Роится в воздухе, щекоча,
беззвучная мошкара.

А жизнь, ей-богу, не так плоха,
хоть смысла в ней вовсе нет.
Улиткой ползу по листу лопуха,
не оставляя след.

***

Старик у моря, я не жду улова −
я вслушиваюсь, как гремит прибой.
Вначале было слово, но до слова
был этот звук и купол голубой.

Короткие удары и длинноты,
и всполохи далёкого огня…
Здесь знанье принимает форму ноты
и погружает в музыку меня.

И как кристалл, родившийся в растворе,
как первородства древние права,
мне ритм и звук к ногам приносит море
и лишь потом слова, слова, слова.

Читая Бараташвили

Фиолетовый и синий –
цвет заоблачной пустыни,
бирюзовый, голубой.
На закате он багровый,
ночью чёрный и лиловый −
цвет, укрывший нас с тобой.

Переменчивый, чудесный,
цвет таинственный небесный,
и зелёный, как глаза.
Утром – вроде перламутра
и свинцовый, если утро
нас пугает, как гроза.

Вновь багровый − цвет заката
и лиловый − цвет стаккато
торопливого дождя.
И неоновые блики
молний, слёзы повилики
и, немного погодя,

буйство радуги над лесом,
облака, стотонным весом
на верхушках тополей,
и зелёный, и зелёный −
всех оттенков, наделённый
тем, что мне всего милей.

Альманах

Но листву срывает осень,
а траву мы сами скосим.
Так же скосят нас года.
Лишь душа теплом согрета
и в глазах твоих, как лето,
зелень, зелень навсегда.

Давид

Пусть псалмы не поняты − не ропщи, −
помолись немного и перестань.
Слышишь, камень, пущенный из пращи,
разрезает ветра тугую ткань.

Ты душой давно ль устремлялся ввысь
и песок, как время, сжимал в горсти?
Что ж, победной музыкой насладись,
а о бедной лирике не грусти.

Будешь ты прославлен, велик, силён,
только это, в общем-то, суета.
Наступает осень, последний клён,
облетев, не может играть с листа.

А в ветвях чирикают воробьи,
и нужны, пророк тебе не соврёт,
будут песни тихие о любви
на века, на тысячи лет вперёд.

Всё же струны новые не ищи –
распрями судьбы завитую скань…
Слышишь, камень, пущенный из пращи,
разрезает ветра тугую ткань.

Ливанская война

Я был на той войне статистом −
лишь цифрою расходной сметы,
когда я слушал, как со свистом
летят кустарные ракеты.

Я был на той войне туристом,
попавшим в эпицентр вендетты,
когда я слышал, как со свистом
летят смертельные ракеты.

Когда ракеты из Ливана
меня держали на прицеле,
я не был даже частью плана −
скорей судёнышком на мели,

во власти грозного прибоя
бессильным выдержать удары.
Я не был и самим собою,
а лишь обломком гиблой тары,

вместилищем тоски и страха,
и любопытства неофита,
потенциальной горкой праха,
твердящей имя жизни − Vita.

С войны вернулся, но не весь я,
не прежний, с ощущеньем крена,
когда взрывает равновесье
вдали звучащая сирена.

Моя война ушла в пустыни,
хамсин, кровавый отблеск Марса
и страх за тех, кто и поныне
на рубежах её остался.

Мосты

Весь мир − это очень узкий мост,
и главное − совсем не бояться.
Рабби Нахман из Бреслава

Когда за собой не разводишь мосты, а сжигаешь,
единственный шанс избежать неизбежного краха −
поняв, что по дыму над гибельной бездной шагаешь,
не дрогнуть и душу сберечь от бессильного страха.
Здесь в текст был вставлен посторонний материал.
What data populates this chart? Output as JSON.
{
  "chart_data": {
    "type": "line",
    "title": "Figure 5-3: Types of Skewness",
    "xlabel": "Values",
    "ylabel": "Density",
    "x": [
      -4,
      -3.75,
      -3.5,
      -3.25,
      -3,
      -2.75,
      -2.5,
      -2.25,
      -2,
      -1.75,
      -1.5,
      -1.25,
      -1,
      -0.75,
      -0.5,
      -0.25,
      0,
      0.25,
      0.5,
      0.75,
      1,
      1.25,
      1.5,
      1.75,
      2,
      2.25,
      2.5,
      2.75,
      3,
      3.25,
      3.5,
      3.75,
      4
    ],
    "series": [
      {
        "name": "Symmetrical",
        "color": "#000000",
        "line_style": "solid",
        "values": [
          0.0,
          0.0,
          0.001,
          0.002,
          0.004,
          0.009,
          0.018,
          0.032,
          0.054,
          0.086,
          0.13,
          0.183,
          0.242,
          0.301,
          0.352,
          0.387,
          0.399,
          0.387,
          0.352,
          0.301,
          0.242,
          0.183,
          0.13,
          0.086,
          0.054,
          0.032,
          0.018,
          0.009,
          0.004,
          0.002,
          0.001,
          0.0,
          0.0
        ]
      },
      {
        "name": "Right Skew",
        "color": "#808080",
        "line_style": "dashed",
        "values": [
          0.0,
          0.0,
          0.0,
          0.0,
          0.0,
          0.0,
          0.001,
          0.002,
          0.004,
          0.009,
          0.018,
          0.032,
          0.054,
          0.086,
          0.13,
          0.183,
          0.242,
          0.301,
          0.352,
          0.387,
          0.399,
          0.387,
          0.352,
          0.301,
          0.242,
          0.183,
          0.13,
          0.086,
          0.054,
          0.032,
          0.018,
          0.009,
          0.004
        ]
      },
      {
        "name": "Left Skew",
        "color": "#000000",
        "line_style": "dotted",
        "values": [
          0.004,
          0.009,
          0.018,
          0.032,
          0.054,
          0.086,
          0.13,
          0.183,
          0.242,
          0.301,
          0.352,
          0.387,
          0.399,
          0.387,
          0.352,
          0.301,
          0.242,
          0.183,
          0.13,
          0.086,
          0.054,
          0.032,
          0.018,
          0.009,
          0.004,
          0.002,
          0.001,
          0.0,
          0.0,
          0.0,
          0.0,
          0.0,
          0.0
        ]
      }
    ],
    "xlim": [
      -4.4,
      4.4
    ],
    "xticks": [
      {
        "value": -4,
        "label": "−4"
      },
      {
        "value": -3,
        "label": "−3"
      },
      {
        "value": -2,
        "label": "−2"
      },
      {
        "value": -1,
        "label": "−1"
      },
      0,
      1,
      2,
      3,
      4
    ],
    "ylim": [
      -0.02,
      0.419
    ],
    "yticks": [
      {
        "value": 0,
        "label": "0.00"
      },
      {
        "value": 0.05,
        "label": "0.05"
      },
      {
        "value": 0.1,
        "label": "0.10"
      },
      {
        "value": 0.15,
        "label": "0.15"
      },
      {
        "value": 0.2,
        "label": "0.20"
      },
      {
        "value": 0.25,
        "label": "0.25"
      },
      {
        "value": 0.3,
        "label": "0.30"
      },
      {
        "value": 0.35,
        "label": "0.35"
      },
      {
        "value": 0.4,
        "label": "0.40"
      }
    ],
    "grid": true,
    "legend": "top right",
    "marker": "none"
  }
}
Когда под ногами проходят года, словно баржи,
но в черной воде только пепел и нет отраженья,
мудрее − едва ли, − ты просто становишься старше,
и тем приближаешь финал и своё пораженье.

И всё же нелепо дрожать в ожиданье финала:
мосты сожжены, и пейзаж пепелища невзрачен,
но пепел с золою – запас чёрно-белого нала −
летит над водой и ещё до конца не растрачен.

Летит эта пыль над водой с переливчатым звоном,
вселяет надежду, бренча бубенцами паяца,
и мост воздвигает над прежним, поспешно сожжённым…
Бояться не надо, да это же глупо – бояться!

Окоп

У ангелов от слёз промокли крылья.
На бруствере несъеденный паёк.
По дну окопа вперемешку с пылью
кровавый протекает ручеёк.

Преодолев безумную эпоху,
мы жить могли б по сердцу и уму.
Зачем опять всё это нужно Богу,
я, атеист, ей-богу, не пойму.

Решили же, что воевать не будем,
что хватит строить храмы на крови.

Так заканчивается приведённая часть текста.